The skiing was top notch, the interaction with fellow skiers of varying degrees of maturity was educational and my time spent on the slopes gave me a better understanding of the importance of being able to tolerate me, myself and I.

There was a young Asian fellow named Denny, who was the short order cook in the lodge cafeteria where we ate breakfast. He was handsome, jovial, and seemingly enjoyed his work with the same amount of carefree vigor that he displayed on the slopes during his afternoon "off-time." He was a ski-bum in the truest sense - working to live, living to ski, and skiing for the love of it.

Then - and maybe even a little bit now - I wanted to be Denny.

Second, during my undergraduate years, I spent more hours than I should have, sitting at the counter in a small canteen, talking and listening to a large Black man in a very small white apron.

His name tag stated in crooked black dymo-labeled lettering that his name was Robert, but I called him what he asked me to call him after he found my familiar face staring back at him for several late morning breakfast feeds in a row...Junior.

Junior and I became friendly acquaintances in the 4 years I took classes at the state university just east of Downtown LA. Never getting too personal or letting go with too much private information, our conversational shorthand centered around what I coined as "fry cooking techniques, theories and practices." He got a good chuckle every time I would use that phrase.

To this day I still practice one of Junior's cardinal rules for making an A+ omelette - scrape the griddle surface clean before laying on that egg.

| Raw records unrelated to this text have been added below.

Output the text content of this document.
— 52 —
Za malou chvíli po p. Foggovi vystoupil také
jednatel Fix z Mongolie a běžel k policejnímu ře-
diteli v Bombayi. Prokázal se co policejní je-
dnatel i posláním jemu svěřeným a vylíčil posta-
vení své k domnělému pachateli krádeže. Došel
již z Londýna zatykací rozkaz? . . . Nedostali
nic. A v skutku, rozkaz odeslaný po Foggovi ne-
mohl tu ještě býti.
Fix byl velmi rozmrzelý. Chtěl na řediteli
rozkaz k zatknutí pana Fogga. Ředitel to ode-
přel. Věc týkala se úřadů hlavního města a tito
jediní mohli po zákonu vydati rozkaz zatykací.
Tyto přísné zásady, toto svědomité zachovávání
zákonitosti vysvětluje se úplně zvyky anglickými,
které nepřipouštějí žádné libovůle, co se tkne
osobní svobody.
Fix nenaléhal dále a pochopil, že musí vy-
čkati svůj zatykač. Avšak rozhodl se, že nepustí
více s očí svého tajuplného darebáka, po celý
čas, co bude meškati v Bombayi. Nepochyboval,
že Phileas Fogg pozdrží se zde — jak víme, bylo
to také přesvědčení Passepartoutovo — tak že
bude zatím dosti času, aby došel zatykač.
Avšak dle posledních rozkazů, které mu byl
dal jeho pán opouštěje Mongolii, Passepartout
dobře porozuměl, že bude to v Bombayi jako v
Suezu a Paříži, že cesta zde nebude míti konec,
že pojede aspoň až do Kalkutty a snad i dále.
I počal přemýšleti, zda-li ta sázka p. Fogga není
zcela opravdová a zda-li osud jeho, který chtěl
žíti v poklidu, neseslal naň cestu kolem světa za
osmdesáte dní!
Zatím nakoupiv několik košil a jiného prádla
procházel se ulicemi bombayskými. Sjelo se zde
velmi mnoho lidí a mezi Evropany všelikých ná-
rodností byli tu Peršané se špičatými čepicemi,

So, you can see why, when I drove by and saw that Jobe's Drive-In on Route 66 in El Reno, OK, was for sale, the memories of Denny and Junior (and Ferris) flooded my mind with images of lording over my own griddle, making sweet onion fried burgers to be served via roller skating car hops to waiting patrons in convertibles and pick-up trucks.

It ain't Venus, but a fry cook with little to no experience could do little better.

2 comments:

Patience said...

You Go!! Live your dream!!!!

Anonymous said...

Too bad you didn't get to see Jobe's before they ruined the sign. It used to be all neon. I think Ron has a T-shirt somewhere with a picture of the original sign on it.